The foreign currency valuation is arguably the easiest ledger position valuation to understand. It is always relevant if the position currency differs from the valuation currency. The foreign currency valuation adjusts the value of the position in the valuation currency to the current exchange rate between the position and valuation currency in accordance with the accounting principle.

This step determines the gains and losses resulting from changes in the exchange rate. Determining the write-up / write-down amount in a foreign currency:

The purchase value (= acquisition value) and the book value of the position are determined in position and valuation currency.

The new book exchange rate is determined by comparing the following exchange rates in accordance with the rules defined in the position management procedure.

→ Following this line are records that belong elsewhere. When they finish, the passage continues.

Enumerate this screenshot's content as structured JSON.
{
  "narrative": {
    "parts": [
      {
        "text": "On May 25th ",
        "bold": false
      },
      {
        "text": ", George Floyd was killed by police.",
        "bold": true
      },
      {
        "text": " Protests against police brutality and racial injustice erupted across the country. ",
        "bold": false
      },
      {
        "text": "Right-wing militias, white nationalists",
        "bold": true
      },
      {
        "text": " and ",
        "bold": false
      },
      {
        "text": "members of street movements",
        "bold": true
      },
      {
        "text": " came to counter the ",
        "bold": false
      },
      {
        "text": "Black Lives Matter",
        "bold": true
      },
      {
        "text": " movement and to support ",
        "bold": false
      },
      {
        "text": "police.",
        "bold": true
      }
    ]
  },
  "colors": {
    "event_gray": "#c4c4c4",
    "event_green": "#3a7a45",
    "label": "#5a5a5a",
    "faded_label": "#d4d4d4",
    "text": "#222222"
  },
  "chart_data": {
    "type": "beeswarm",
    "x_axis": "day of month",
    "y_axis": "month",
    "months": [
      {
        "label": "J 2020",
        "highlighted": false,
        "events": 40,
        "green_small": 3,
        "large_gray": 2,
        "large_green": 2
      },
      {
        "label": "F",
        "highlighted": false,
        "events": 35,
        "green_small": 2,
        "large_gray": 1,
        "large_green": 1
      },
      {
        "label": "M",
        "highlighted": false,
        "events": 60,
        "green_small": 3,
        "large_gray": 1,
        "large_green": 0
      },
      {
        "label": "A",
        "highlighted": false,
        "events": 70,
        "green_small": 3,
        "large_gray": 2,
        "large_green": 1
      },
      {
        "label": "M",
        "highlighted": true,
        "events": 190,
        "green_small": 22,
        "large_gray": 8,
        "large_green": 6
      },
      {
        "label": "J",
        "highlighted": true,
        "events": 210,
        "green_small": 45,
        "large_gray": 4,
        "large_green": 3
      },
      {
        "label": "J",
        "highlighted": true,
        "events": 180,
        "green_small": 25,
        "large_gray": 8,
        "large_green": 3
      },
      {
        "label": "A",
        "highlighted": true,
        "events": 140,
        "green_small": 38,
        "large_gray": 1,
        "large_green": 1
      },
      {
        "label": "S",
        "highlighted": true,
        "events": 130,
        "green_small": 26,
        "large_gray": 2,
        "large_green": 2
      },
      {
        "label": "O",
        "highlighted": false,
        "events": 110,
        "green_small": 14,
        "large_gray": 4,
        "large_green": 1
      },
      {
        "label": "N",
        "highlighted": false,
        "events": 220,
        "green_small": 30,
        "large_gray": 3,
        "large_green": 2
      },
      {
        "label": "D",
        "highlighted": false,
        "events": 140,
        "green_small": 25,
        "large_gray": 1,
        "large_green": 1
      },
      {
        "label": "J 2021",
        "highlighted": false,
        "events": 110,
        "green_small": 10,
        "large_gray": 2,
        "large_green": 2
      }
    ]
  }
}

Current market exchange rate

Old book exchange rate

Acquisition exchange rate

The foreign currency write-up / write-down amount in valuation currency is determined as follows:

(Book value of the position in position currency x New book exchange rate) – (Book value of the position in position currency x Old book exchange rate) = Foreign exchange write-up/write-down amount in valuation currency.

The related configuration

  1. The Type of step should be 005.


    2. Procedure for a Step

The procedure is a user-assigned four-character name for a valuation step that is defined in the context of a key date valuation. The name is only unique within a valuation category. This means that, for example, an amortization procedure and a rate valuation procedure may both have the same name.

    3. Price/Rate Type

You use the Exchange Rate Type field to define which exchange rate is relevant for the valuation: for example, the middle rate, bid rate, or similar rates.

4. Component for Valuation

For the component for valuation, you almost always select the Book Value option. You can select the Amortized Acquisition Value option if you perform an amortization for the position. You can also choose whether this valuation is supposed to be carried out for the key date valuation or for the calculation of derived business transactions or only for the key date valuation (Amortized Acquisition Value; Only at Valuation option)


You separately define how write-ups and write-downs are to occur: here, the Write Up/Down to Market Value, Write Up/Down to Purchase Value, and No Write Up/Down options are available. Based on these parameters, we can already understand what the system calculates with a foreign currency valuation. The basis, which is the book value in most cases, is translated from the position currency into the valuation currency using the key date rate. This value is compared to the present book value in the valuation currency. In accordance with the rules for the write-up or write-down, the system generates a flow of the difference and posts this with the update types of the (V202) and (V203) fields.

    5. Gain/loss handling

In terms of the possible Gain/Loss Handling settings, according to IFRS, although financial instruments in the Available for Sale holding category are shown with their market price in the balance sheet, changes to the market price must not be entered in the P/L. They are, in fact, posted in the shareholder’s equity/other comprehensive income. The provisions in the equity capital are dissolved into P/L only when the financial instrument expires or is sold. You achieve this behavior using the Do Not Realize Gains/Losses setting mentioned. In addition to the Foreign Exchange Valuation component, the system manages a second component, Foreign Exchange Valuation Not Affecting P/L. The system also uses update types of fields (V202) and (V203) from Figure 5.46. Naturally, you must assign another account determination.